(USNewsBreak.com) – With concern about mainstream media bias at an all-time high, it’s becoming increasingly difficult to determine what news sources to trust. Fortunately, a group of California State University librarians developed a system known as CRAAP for determining the reliability of the information. Initially designed for librarians and scholars, the system is straightforward and simple to use.
Its five components are Currency, Relevance, Authority, Accuracy, and Purpose. Each provides some basic questions to ask yourself to help you identify false or unreliable information.
The first thing you want to check out is the timeliness of the information. When was the article published or posted online? Was it updated, and if so, how recently?
Does the news story relate directly to your topic of interest? Is the article consistent with other data or articles you have read? Who is the intended audience for the information?
Who is the author, or what is the source, of the article? Is it a well-respected website, news organization, or educational institution? Is the author(s) or institution an expert in the relevant field? Do they have any credentials, professional affiliations, licenses, or degrees?

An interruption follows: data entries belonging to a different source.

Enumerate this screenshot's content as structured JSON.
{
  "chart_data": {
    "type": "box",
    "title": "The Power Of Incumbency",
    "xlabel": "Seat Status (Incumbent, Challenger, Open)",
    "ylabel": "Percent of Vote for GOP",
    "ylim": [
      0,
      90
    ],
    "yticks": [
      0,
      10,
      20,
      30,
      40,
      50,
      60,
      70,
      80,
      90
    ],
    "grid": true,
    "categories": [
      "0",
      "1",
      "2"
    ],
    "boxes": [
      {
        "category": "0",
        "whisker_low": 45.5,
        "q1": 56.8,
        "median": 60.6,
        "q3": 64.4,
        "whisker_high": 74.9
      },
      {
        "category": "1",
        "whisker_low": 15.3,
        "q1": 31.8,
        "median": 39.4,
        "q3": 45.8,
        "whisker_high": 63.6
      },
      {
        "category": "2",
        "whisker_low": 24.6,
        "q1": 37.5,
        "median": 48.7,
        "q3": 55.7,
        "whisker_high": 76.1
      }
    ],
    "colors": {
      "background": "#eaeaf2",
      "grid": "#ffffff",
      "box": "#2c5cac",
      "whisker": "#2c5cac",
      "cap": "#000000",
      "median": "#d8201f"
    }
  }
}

Where did the information originate? Is the news story supported by evidence? If it’s a scholarly article, has it been peer-reviewed or supported by any other sources? Do the overall language and tone sound objective, or do they sound opinion-based? Are there any obvious spelling or grammar errors in the piece?
What is the stated purpose of the article? Is it to entertain, inform, sell something, or persuade you to agree with it? Is it listed as a news article or an op-ed piece? Does it include any cultural, ideological, religious, or personal biases?
Determining the accuracy of news stories might appear daunting at first. However, using the suggestions discussed above should provide a good starting point for filtering out bad information. Additionally, taking your time and applying a little common sense helps too.